The seeds of the ministry were planted the first time Dick Wood, a realtor and member at South County, spoke with John Childers, who is now the pastor.
“Pastor John and I made an immediate connection when I, as a realtor, was asked by our pastor search committee to contact him in an effort to supply him with housing information,” said Wood, a skilled archer. “During that first conversation, I shared with John my interest in using outdoor skills as an outreach ministry at South County Baptist.”
South County launched CAMO in February with approximately 12 people. As of their last meeting, which occurred in September, they had 60 people in attendance who had signed release forms which enable them to shoot. Thirty-six of those people do not attend South County. Approximately 20 of those people do not attend church anywhere on a regular basis.
Russ Collins, chairman of the deacons at South County, said that CAMO members are inviting classmates, grandparents, aunts, uncles and friends. Some people are even showing an interest after learning about the archery group through Monday night visitation.
Each archery meeting has a time of instruction, a time of performance and a time of devotion, during which the Gospel is presented.
“We are also making friends with everyone who is there and inviting them to church,” Collins said. “I believe CAMO is giving lost people the chance to know people who are Christians and not ashamed to tell them about Jesus.”
“CAMO is providing an opportunity for families to experience archery—a lifetime sport that is achievable by all ages and genders,” Wood said. “Those in attendance are also hearing the Word of God and learning of our Savior’s love. It is also a fun, festive time and is structured in such a way that folks keep coming back and bringing friends with them.”

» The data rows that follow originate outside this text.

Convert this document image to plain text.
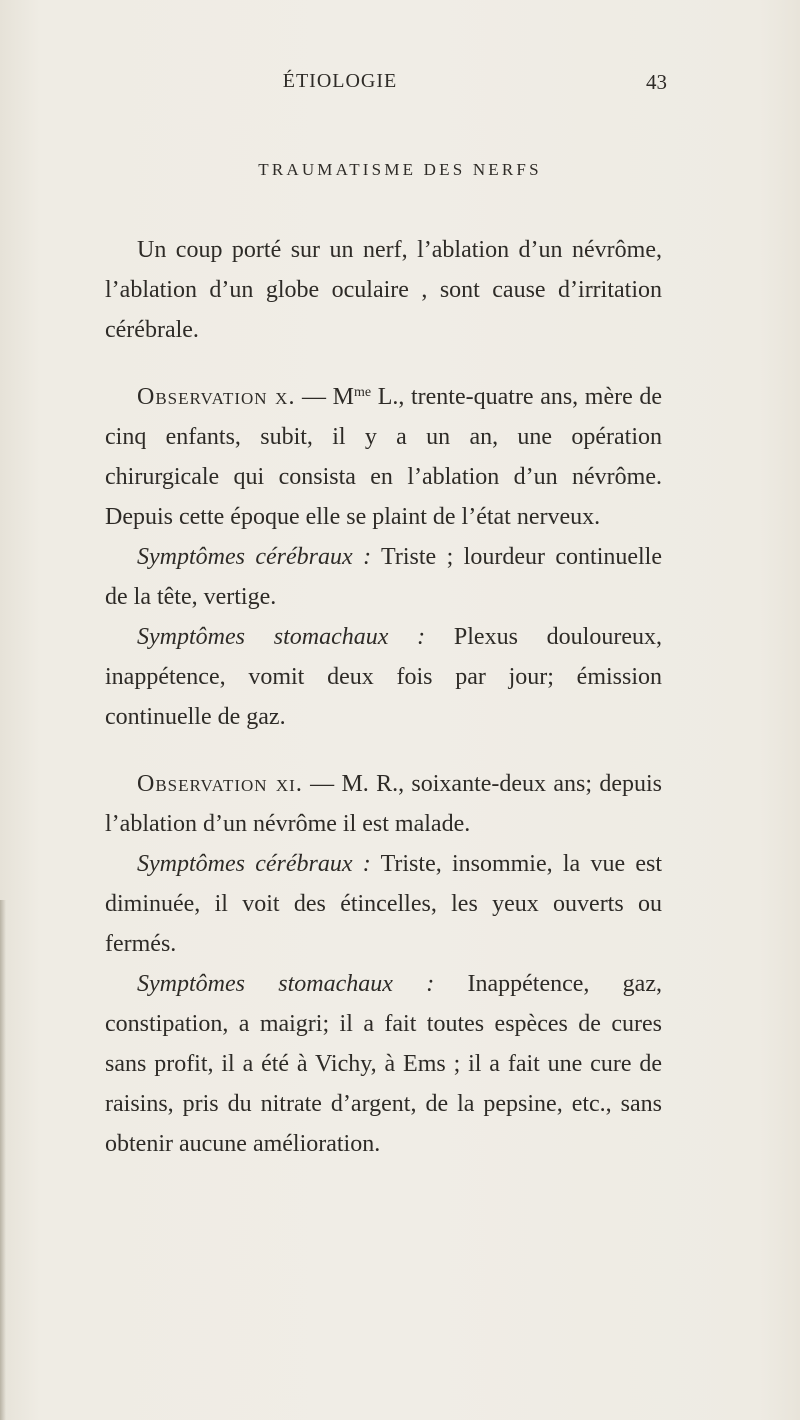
ÉTIOLOGIE	43
TRAUMATISME DES NERFS

Un coup porté sur un nerf, l’ablation d’un névrôme, l’ablation d’un globe oculaire , sont cause d’irritation cérébrale.

Observation x. — $M^{me}$ L., trente-quatre ans, mère de cinq enfants, subit, il y a un an, une opération chirurgicale qui consista en l’ablation d’un névrôme. Depuis cette époque elle se plaint de l’état nerveux.

Symptômes cérébraux : Triste ; lourdeur continuelle de la tête, vertige.

Symptômes stomachaux : Plexus douloureux, inappétence, vomit deux fois par jour; émission continuelle de gaz.

Observation xi. — M. R., soixante-deux ans; depuis l’ablation d’un névrôme il est malade.

Symptômes cérébraux : Triste, insommie, la vue est diminuée, il voit des étincelles, les yeux ouverts ou fermés.

Symptômes stomachaux : Inappétence, gaz, constipation, a maigri; il a fait toutes espèces de cures sans profit, il a été à Vichy, à Ems ; il a fait une cure de raisins, pris du nitrate d’argent, de la pepsine, etc., sans obtenir aucune amélioration.
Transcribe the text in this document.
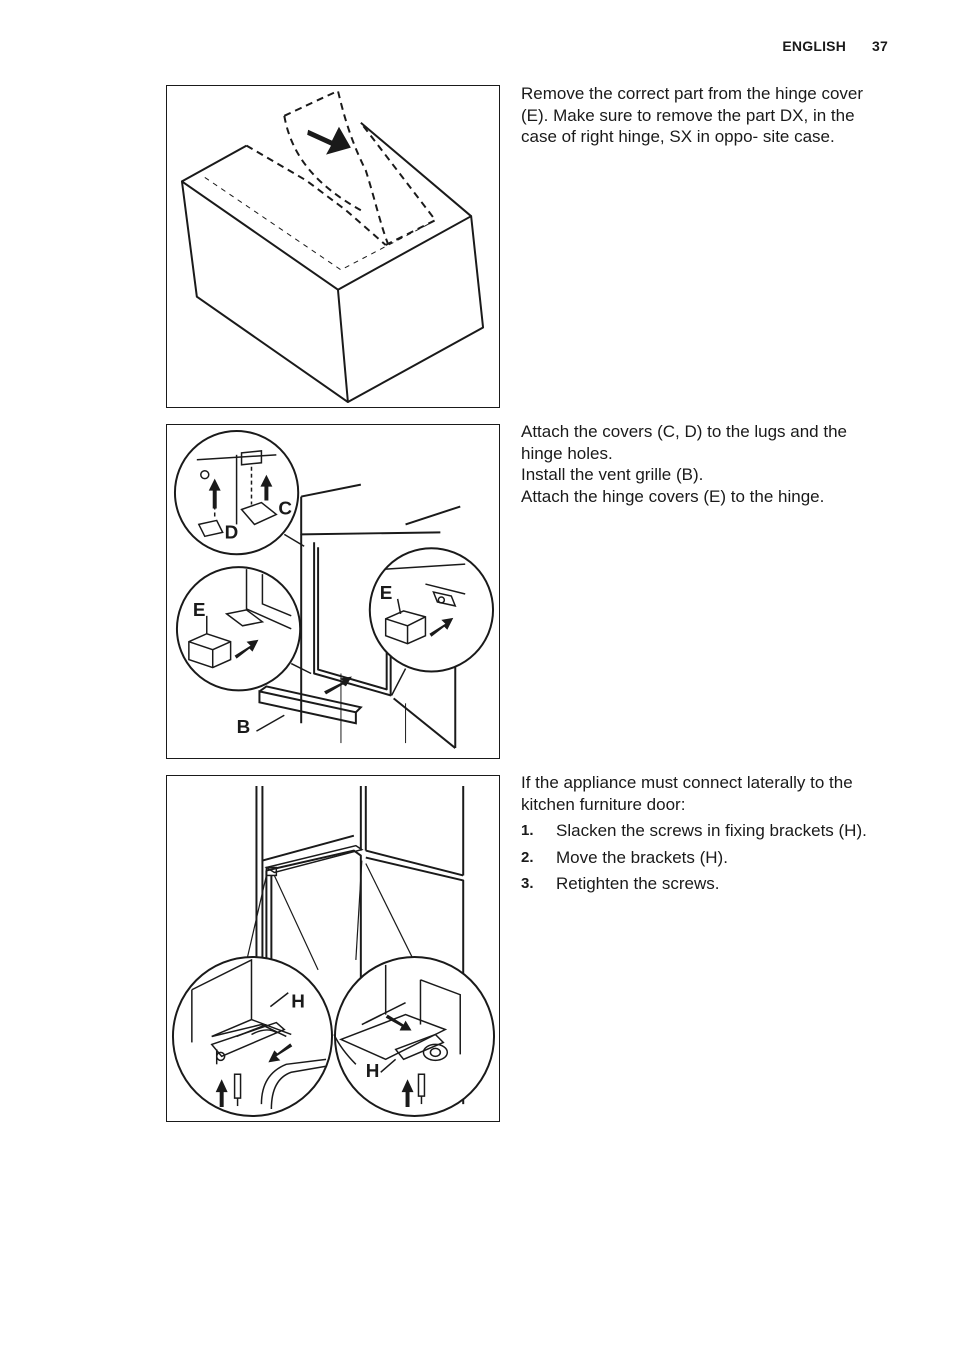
ENGLISH 37

Remove the correct part from the hinge cover (E). Make sure to remove the part DX, in the case of right hinge, SX in oppo- site case.

C
D
E
E
B

Attach the covers (C, D) to the lugs and the hinge holes.

Install the vent grille (B).

Attach the hinge covers (E) to the hinge.

H
H

If the appliance must connect laterally to the kitchen furniture door:

1. Slacken the screws in fixing brackets (H).
2. Move the brackets (H).
3. Retighten the screws.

One church member got his neighbor to begin coming to church through the ministry after failing to get him to come any other way. CAMO hopes that other congregations will catch the vision and use archery as a form of outreach as well.
“One of our goals is to do what we can to start other CAMO groups with other congregations,” Wood said. “We feel that this pilot organization will be a good model for other groups to emulate. We plan to put together a CAMO information packet after we get involved with our winter sessions and make it available to assist other churches that may wish to start their own chapter of CAMO.”